Friday, June 13, 2008

What Makes Golf Great


Discussions abound about what makes golf great: the history of the game, the challenge, golf course design, player personalities, character of the players, camaraderie with your playing partners… Some commentators wax poetic. Others speak with reverence, describing certain courses as “hallowed ground.”


Great friendships grow around golf. Generally, you meet other golfers when one of your buddies invites one of his or her buddies to play with you. Over time, your circle of available playmates can grow quite large. But beyond this obvious mechanism, golf is an amazing random matchmaker.



I’m not talking about traditional arranged marriage matchmaking. Rather, I’m referring to how golf can create situations that throw strangers together, occasionally resulting in great friendships. Here’s how it works:



Especially on municipal golf courses, but also on many public courses, single players or two friends might arrive hoping to play.
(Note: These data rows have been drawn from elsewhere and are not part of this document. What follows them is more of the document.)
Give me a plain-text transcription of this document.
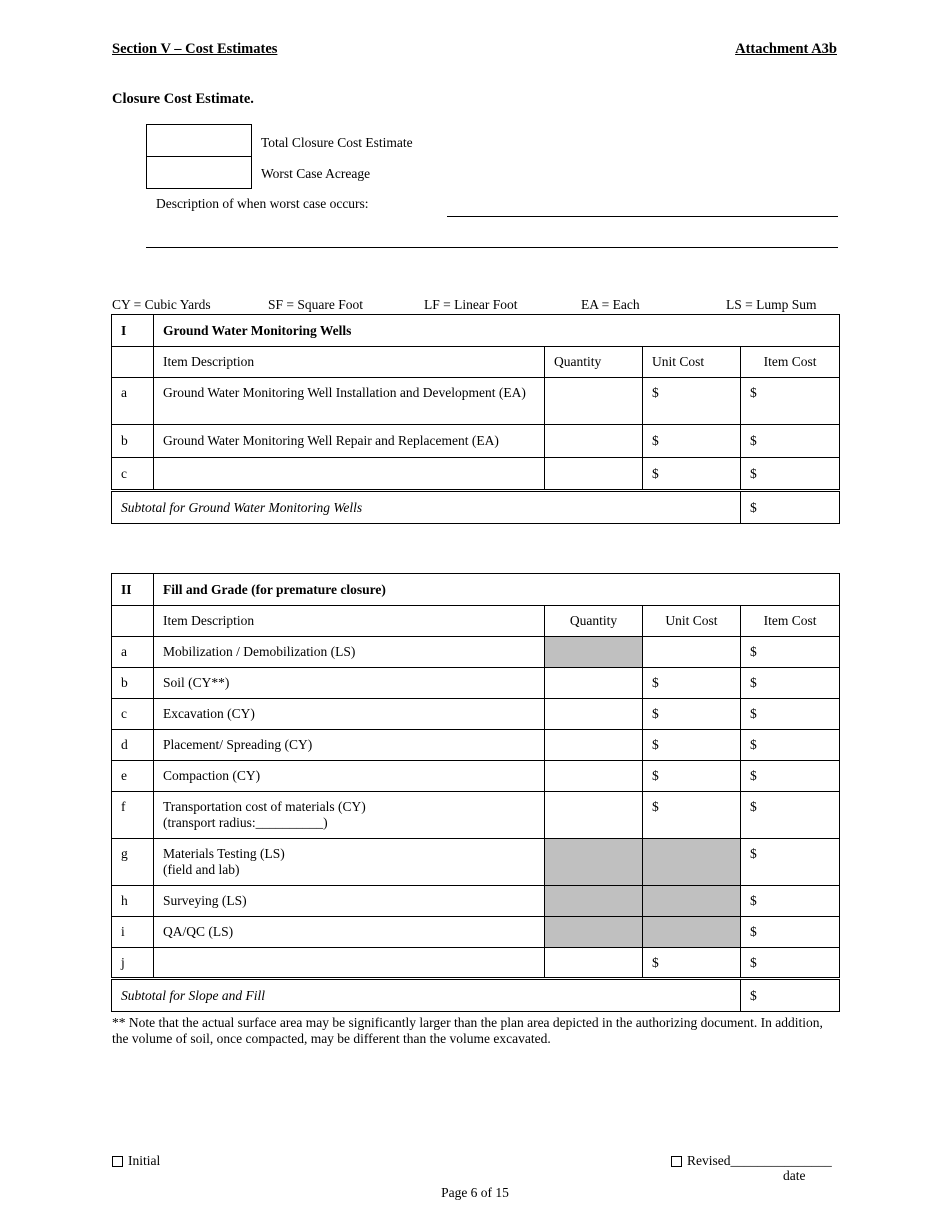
Section V – Cost Estimates	Attachment A3b
Closure Cost Estimate.
Total Closure Cost Estimate
Worst Case Acreage
Description of when worst case occurs:
CY = Cubic Yards	SF = Square Foot	LF = Linear Foot	EA = Each	LS = Lump Sum
I	Ground Water Monitoring Wells			
	Item Description	Quantity	Unit Cost	Item Cost
a	Ground Water Monitoring Well Installation and Development (EA)		$	$
b	Ground Water Monitoring Well Repair and Replacement (EA)		$	$
c			$	$
Subtotal for Ground Water Monitoring Wells				$
II	Fill and Grade (for premature closure)			
	Item Description	Quantity	Unit Cost	Item Cost
a	Mobilization / Demobilization (LS)			$
b	Soil (CY**)		$	$
c	Excavation (CY)		$	$
d	Placement/ Spreading (CY)		$	$
e	Compaction (CY)		$	$
f	Transportation cost of materials (CY)
(transport radius:__________)		$	$
g	Materials Testing (LS)
(field and lab)			$
h	Surveying (LS)			$
i	QA/QC (LS)			$
j			$	$
Subtotal for Slope and Fill				$
** Note that the actual surface area may be significantly larger than the plan area depicted in the authorizing document. In addition, the volume of soil, once compacted, may be different than the volume excavated.
Initial	Revised_______________
date
Page 6 of 15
In the interest of accommodating the most possible players, the golf course management pairs these people with other pairs or singles to create a foursome. As it takes about four hours to play a round of golf, this group of strangers has plenty of time to get acquainted.
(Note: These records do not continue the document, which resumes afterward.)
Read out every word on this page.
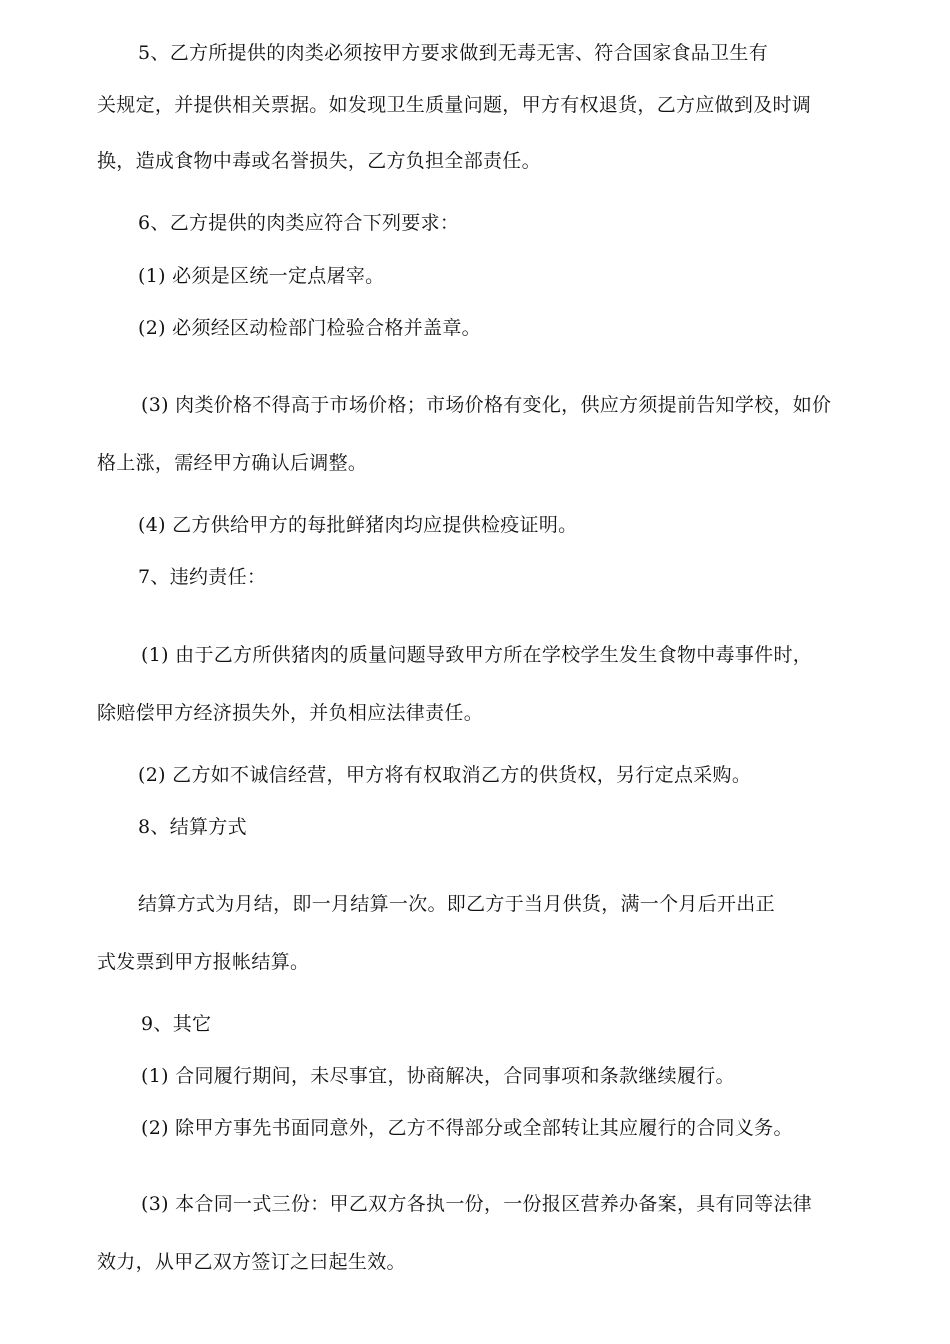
5、乙方所提供的肉类必须按甲方要求做到无毒无害、符合国家食品卫生有
关规定，并提供相关票据。如发现卫生质量问题，甲方有权退货，乙方应做到及时调
换，造成食物中毒或名誉损失，乙方负担全部责任。
6、乙方提供的肉类应符合下列要求：
(1) 必须是区统一定点屠宰。
(2) 必须经区动检部门检验合格并盖章。
(3) 肉类价格不得高于市场价格；市场价格有变化，供应方须提前告知学校，如价
格上涨，需经甲方确认后调整。
(4) 乙方供给甲方的每批鲜猪肉均应提供检疫证明。
7、违约责任：
(1) 由于乙方所供猪肉的质量问题导致甲方所在学校学生发生食物中毒事件时，
除赔偿甲方经济损失外，并负相应法律责任。
(2) 乙方如不诚信经营，甲方将有权取消乙方的供货权，另行定点采购。
8、结算方式
结算方式为月结，即一月结算一次。即乙方于当月供货，满一个月后开出正
式发票到甲方报帐结算。
9、其它
(1) 合同履行期间，未尽事宜，协商解决，合同事项和条款继续履行。
(2) 除甲方事先书面同意外，乙方不得部分或全部转让其应履行的合同义务。
(3) 本合同一式三份：甲乙双方各执一份，一份报区营养办备案，具有同等法律
效力，从甲乙双方签订之曰起生效。
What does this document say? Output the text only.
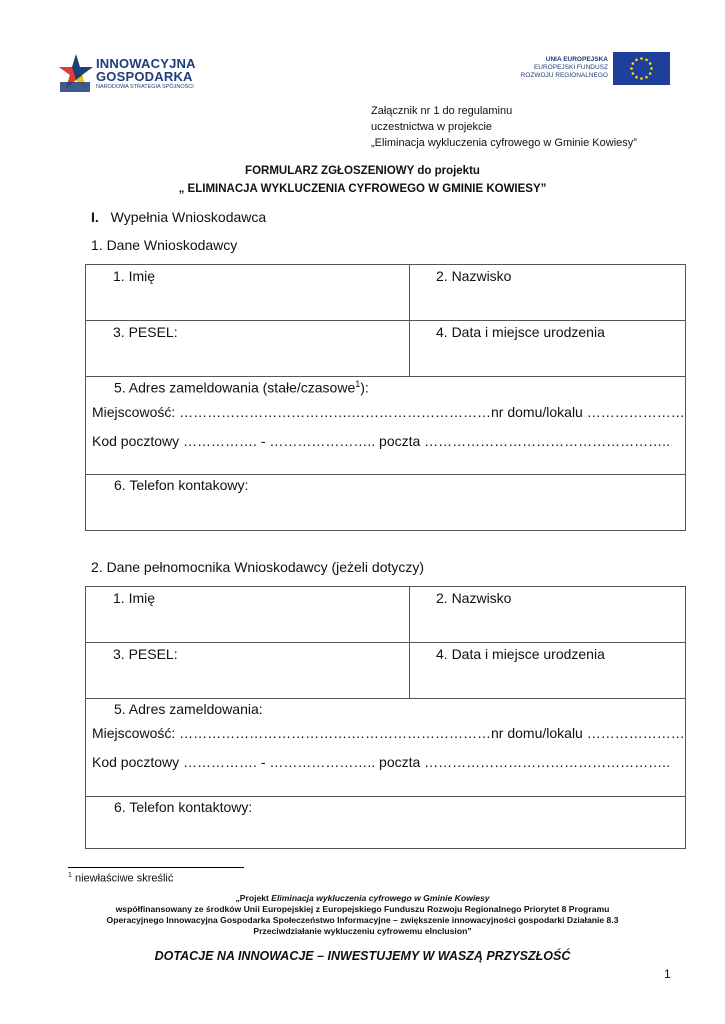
INNOWACYJNA
GOSPODARKA
NARODOWA STRATEGIA SPÓJNOŚCI
UNIA EUROPEJSKA
EUROPEJSKI FUNDUSZ
ROZWOJU REGIONALNEGO
Załącznik nr 1 do regulaminu
uczestnictwa w projekcie
„Eliminacja wykluczenia cyfrowego w Gminie Kowiesy”
FORMULARZ ZGŁOSZENIOWY do projektu
„ ELIMINACJA WYKLUCZENIA CYFROWEGO W GMINIE KOWIESY”
I. Wypełnia Wnioskodawca
1. Dane Wnioskodawcy
1. Imię	2. Nazwisko
3. PESEL:	4. Data i miejsce urodzenia

5. Adres zameldowania (stałe/czasowe$^1$):
Miejscowość: ……………………………….…………………………nr domu/lokalu …………………
Kod pocztowy ……………. - ………………….. poczta ……………………………………………..	

6. Telefon kontakowy:	
2. Dane pełnomocnika Wnioskodawcy (jeżeli dotyczy)
1. Imię	2. Nazwisko
3. PESEL:	4. Data i miejsce urodzenia

5. Adres zameldowania:
Miejscowość: ……………………………….…………………………nr domu/lokalu …………………
Kod pocztowy ……………. - ………………….. poczta ……………………………………………..	

6. Telefon kontaktowy:	
$^1$ niewłaściwe skreślić
„Projekt Eliminacja wykluczenia cyfrowego w Gminie Kowiesy
współfinansowany ze środków Unii Europejskiej z Europejskiego Funduszu Rozwoju Regionalnego Priorytet 8 Programu
Operacyjnego Innowacyjna Gospodarka Społeczeństwo Informacyjne – zwiększenie innowacyjności gospodarki Działanie 8.3
Przeciwdziałanie wykluczeniu cyfrowemu eInclusion”
DOTACJE NA INNOWACJE – INWESTUJEMY W WASZĄ PRZYSZŁOŚĆ
1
Generally, people get along well because they’re all there to play golf; they have something in common. In most cases, they finish the round and never again see the people they met that day. However, now and again, the strangers hit it off, and lifelong friendships take root. Of course, if you regularly play at a particular golf course, you’re likely to get paired repeatedly with other players who also play there often. This gives friendship more opportunity to get started, and for a lot of golfers it’s the whole point of joining a club.



I’ve had three great relationships that started through this kind of blind draw. I met my buddy Heber, who lives in Lewisburg, when we played together because we’d each gone to the course alone one day—much of my social circle in Lewisburg grew out of that friendship. I played many rounds over the course of three seasons with Bucknell’s women’s club champion because our abilities were well matched, and we tended to play well against each other.



Then there’s my buddy Roger who was a single paired with a twosome he didn’t know at a public course in Connecticut. On my way back to Pennsylvania from a consulting job in Connecticut, I stopped at this golf course and was put in with them. I can’t remember many rounds where I’ve enjoyed the company more. (On a later trip through Connecticut, Roger and I played a round together and discussed Non-Overlapping Magisteria… a topic we’d learned of independently, and one that I’d never expect to arise in a random social encounter.)



Roger has joined me, Heber, and a childhood friend of mine for a few golf vacations since then, and I try to schedule my trips to Boston so we can visit or even play a round on my way through. Twice I’ve invited myself to Roger’s place for weekends of golf at his home course. And, while I don’t get many visitors in rural Pennsylvania, he has made the trip twice—he’s here now… and that’s what inspired the topic: golf’s tendency to make great friends out of strangers is part of what makes the game great.